Orthogonal Matrices: When Aᵀ = A⁻¹
A square matrix Q is orthogonal if its columns form an orthonormal set — each column has unit length, and all pairs of distinct columns are perpendicular. The defining property QᵀQ = I means Qᵀ = Q⁻¹: to invert an orthogonal matrix, just transpose it.
Rotation, reflection, and permutation matrices are all orthogonal. For a 2D rotation by angle θ:
Q = [[cos θ, −sin θ], [sin θ, cos θ]]
Qᵀ = [[cos θ, sin θ], [−sin θ, cos θ]] (rotation by −θ)
QQᵀ = [[1,0],[0,1]] = I ✓
In 3D graphics (OpenGL, WebGL, DirectX), view and model matrices are products of rotation and reflection matrices — all orthogonal. Inverting them (needed to move between coordinate spaces) requires only transposing, not full Gaussian elimination. The matrix inverse calculator handles general inversion; for orthogonal matrices, this transpose calculator gives the inverse directly.

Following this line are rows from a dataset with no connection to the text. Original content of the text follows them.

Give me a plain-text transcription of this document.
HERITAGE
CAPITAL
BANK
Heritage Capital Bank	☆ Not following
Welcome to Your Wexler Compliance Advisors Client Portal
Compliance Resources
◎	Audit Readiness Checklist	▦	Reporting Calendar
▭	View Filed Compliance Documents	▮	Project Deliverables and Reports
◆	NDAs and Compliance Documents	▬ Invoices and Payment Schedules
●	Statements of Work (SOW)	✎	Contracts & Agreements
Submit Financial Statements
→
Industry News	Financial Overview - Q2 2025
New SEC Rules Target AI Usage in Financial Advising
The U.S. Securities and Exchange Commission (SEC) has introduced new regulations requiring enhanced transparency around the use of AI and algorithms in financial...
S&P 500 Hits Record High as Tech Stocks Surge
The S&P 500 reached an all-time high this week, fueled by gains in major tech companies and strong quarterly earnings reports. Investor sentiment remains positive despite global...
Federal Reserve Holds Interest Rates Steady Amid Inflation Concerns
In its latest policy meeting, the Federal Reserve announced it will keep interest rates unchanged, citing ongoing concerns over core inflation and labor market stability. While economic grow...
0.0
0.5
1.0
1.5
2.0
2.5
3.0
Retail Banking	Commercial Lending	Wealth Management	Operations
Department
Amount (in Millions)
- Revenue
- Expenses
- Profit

Positive Semi-Definite Matrices: AᵀA and Applications
The product AᵀA is always symmetric and positive semi-definite: for any vector x, xᵀ(AᵀA)x = |Ax|² ≥ 0. This product appears throughout applied mathematics:
- Least squares regression: Normal equations AᵀAβ = Aᵀy give the best-fit line or hyperplane.
- Covariance matrix: Σ = (1/n)XᵀX (after centering) is symmetric by this property.
- Gram matrix: K[i][j] = xᵢᵀxⱼ; central to kernel methods and support vector machines.
- SVD: The eigenvalues of AᵀA are the squared singular values of A.
Symmetry of AᵀA follows from (AᵀA)ᵀ = AᵀAᵀᵀ = AᵀA. Use the matrix transpose calculator above to verify the symmetry of AᵀA for any A you enter.
The Gram-Schmidt Process and QR Decomposition
Gram-Schmidt converts any linearly independent set of vectors into an orthonormal basis using the transpose (via dot products as projections):
- Normalize the first vector: u₁ = v₁/|v₁|.
- For each subsequent vᵢ, subtract its projections: wᵢ = vᵢ − Σⱼ₌₁ⁱ⁻¹ (vᵢ·uⱼ)uⱼ, then normalize uᵢ = wᵢ/|wᵢ|.
This produces the QR decomposition A = QR, where Q has orthonormal columns (Qᵀ = Q⁻¹ for square Q) and R is upper triangular. In fact R = QᵀA — the transpose appears directly. QR decomposition underlies the QR algorithm for computing eigenvalues and is the standard numerical method for solving least squares problems. Use the dot product calculator to compute each projection coefficient in the Gram-Schmidt steps.
Frequently Asked Questions
What does it mean to transpose a matrix?
Transposing swaps rows and columns. The (i,j) entry of Aᵀ is the (j,i) entry of A. An m×n matrix becomes an n×m matrix.
Is the transpose the same as the inverse?
Not in general. For orthogonal matrices, Aᵀ = A⁻¹, but this is a special property. For a general matrix, Aᵀ and A⁻¹ are unrelated.
What is a symmetric matrix?
A square matrix where A = Aᵀ, meaning A[i][j] = A[j][i] for all i, j. It looks the same when reflected across the main diagonal.
Does transposing change the rank?
No. rank(Aᵀ) = rank(A). The row space of A equals the column space of Aᵀ and vice versa.
Does transposing change the determinant?
No. det(Aᵀ) = det(A). This means a matrix is singular if and only if its transpose is singular.
What is a Hermitian matrix?
A complex generalization of a symmetric matrix: Aᴴ = A, where Aᴴ is the conjugate transpose (transpose and complex-conjugate each entry). Real symmetric matrices are a special case.
Can I transpose a non-square matrix?
Yes. The transpose of an m×n matrix is always n×m. This calculator handles any rectangular matrix.
Is this free?
Yes, completely free with no account required.